Viking. 208 pages. $24.95. ISBN: 0670034592
"Both his writing and his thought processes are intellectual and stark, echoing the mathematician he once was. And for someone as concerned with humans in all their frailty as he is, there’s surprisingly little juice in his characters." Nancy Connors
"[Coetzee] has abandoned apparently the dialectic between the personal and the political that rendered his novels so rich and brimming with tension, ambiguity, and purpose." Joan Mellen
NY Times Book Review
"I take this novel to be a scrutiny of disappointment and irresolution, a chicken-and-egg affair that does not yield satisfactory answers. Still, Coetzee’s narrative is a bracing corrective to the blustering do-not-go-gentle-into-that-good-night." Ward Just
"All of this unfolds with Coetzee’s signature brilliance, a mixture of penetrating insight and brittle wit that forces our attention on common terrors we don’t want to think about: the fragility of health, the loneliness of old age, the limits of medical care. … [T]he more troubling mystery is why one of the world’s most celebrated writers would abandon the dramatic structure and implicit truth-telling of novels in favor of hectoring his characters and lecturing at his readers." Ron Charles
"Coetzee has sacrificed his characters for his ponderous hypotheses about love and legacy and leaving a trace in the world." Gail Caldwell
San Jose Mercury News
"Slow Man is undeniably perceptive about many things, and throughout it there is the pleasure of watching a brilliant mind at work and play. But when a novelist gets too self-conscious about writing a novel, he or she probably can’t give us what we really want a novel to do: feel like life—unmediated life." Charles Matthews
Christian Science Monitor
"It is meant to be a meditation on how the body affects our identity and about the writing process. Instead, Slow Man has the distinction of being the worst novel I’ve read by a Nobel winner." Yvonne Zipp
Is it the responsibility of Nobel Prize winners to showcase their brilliance or ensure a strong readership?

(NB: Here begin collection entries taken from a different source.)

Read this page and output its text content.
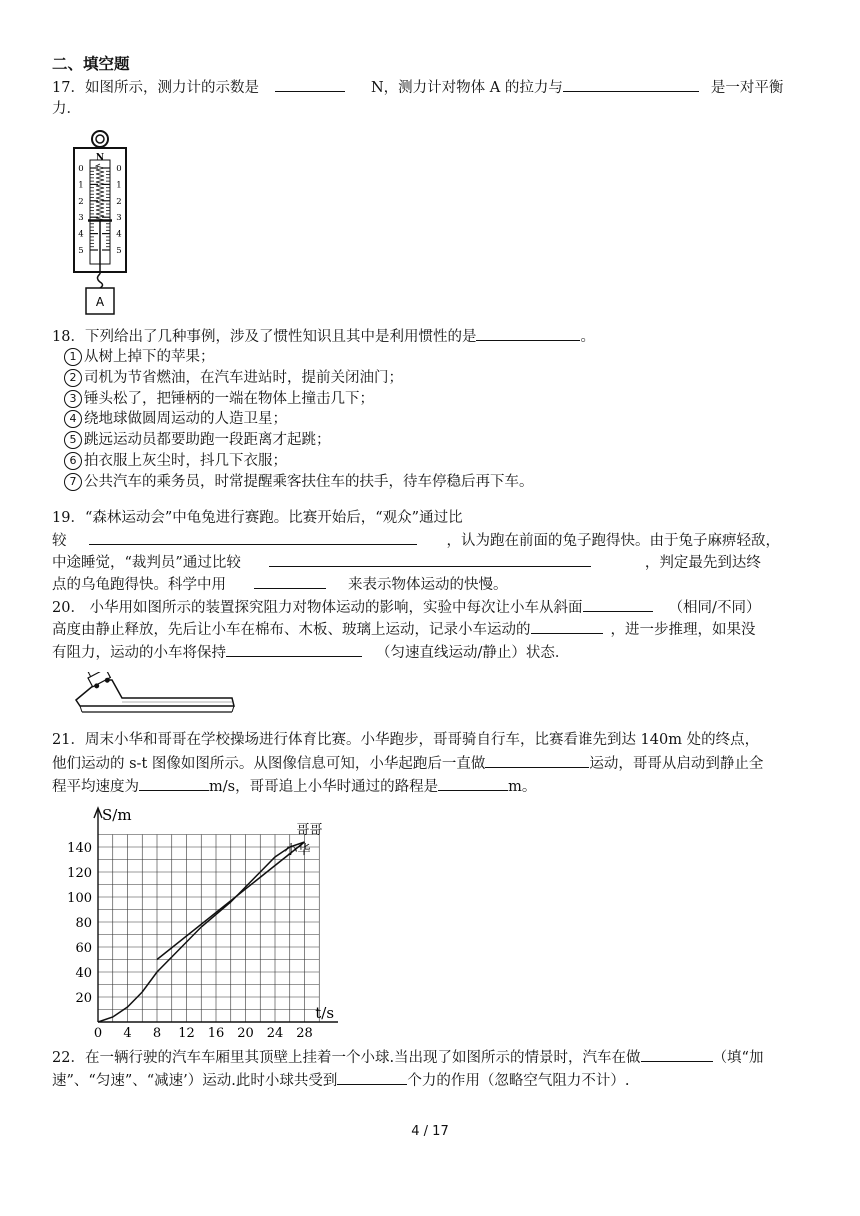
二、填空题
17．如图所示，测力计的示数是	N，测力计对物体 A 的拉力与	是一对平衡
力．
N
0	0
1	1
2	2
3	3
4	4
5	5
A
18．下列给出了几种事例，涉及了惯性知识且其中是利用惯性的是	。
1 从树上掉下的苹果；
2 司机为节省燃油，在汽车进站时，提前关闭油门；
3 锤头松了，把锤柄的一端在物体上撞击几下；
4 绕地球做圆周运动的人造卫星；
5 跳远运动员都要助跑一段距离才起跳；
6 拍衣服上灰尘时，抖几下衣服；
7 公共汽车的乘务员，时常提醒乘客扶住车的扶手，待车停稳后再下车。
19．“森林运动会”中龟兔进行赛跑。比赛开始后，“观众”通过比
较	，认为跑在前面的兔子跑得快。由于兔子麻痹轻敌，
中途睡觉，“裁判员”通过比较	，判定最先到达终
点的乌龟跑得快。科学中用	来表示物体运动的快慢。
20． 小华用如图所示的装置探究阻力对物体运动的影响，实验中每次让小车从斜面	（相同/不同）
高度由静止释放，先后让小车在棉布、木板、玻璃上运动，记录小车运动的	，进一步推理，如果没
有阻力，运动的小车将保持	（匀速直线运动/静止）状态．
21．周末小华和哥哥在学校操场进行体育比赛。小华跑步，哥哥骑自行车，比赛看谁先到达 140m 处的终点，
他们运动的 s-t 图像如图所示。从图像信息可知，小华起跑后一直做	运动，哥哥从启动到静止全
程平均速度为	m/s，哥哥追上小华时通过的路程是	m。
0 4 8 12 16 20 24 28
20
40
60
80
100
120
140
S/m
t/s
哥哥
小华
22．在一辆行驶的汽车车厢里其顶壁上挂着一个小球.当出现了如图所示的情景时，汽车在做	（填“加
速”、“匀速”、“减速’）运动.此时小球共受到	个力的作用（忽略空气阻力不计）.
4 / 17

If intelligent readers don’t understand the author, what’s the point? The Washington Post likened Slow Man to "an episode of The Twilight Zone by John Barth," with the feeling "that it means something important," even while this meaning remains elusive. Simply, Coetzee’s postmodern literary trick overwhelms what could have been a provoking rumination on love, old age, and life. Instead, the novel flounders under the weight of ambiguity, cerebral analysis, and lack of scintillating conversation and action. Even readers up for a challenge may be frustrated: it would be better for them to start with the award-winning Disgrace (1999).
Disgrace (1999): In a thinly disguised University of Cape Town during the Mandela era, a twice-divorced professor of classics and modern languages falls into "moral turpitude" when he seduces a student.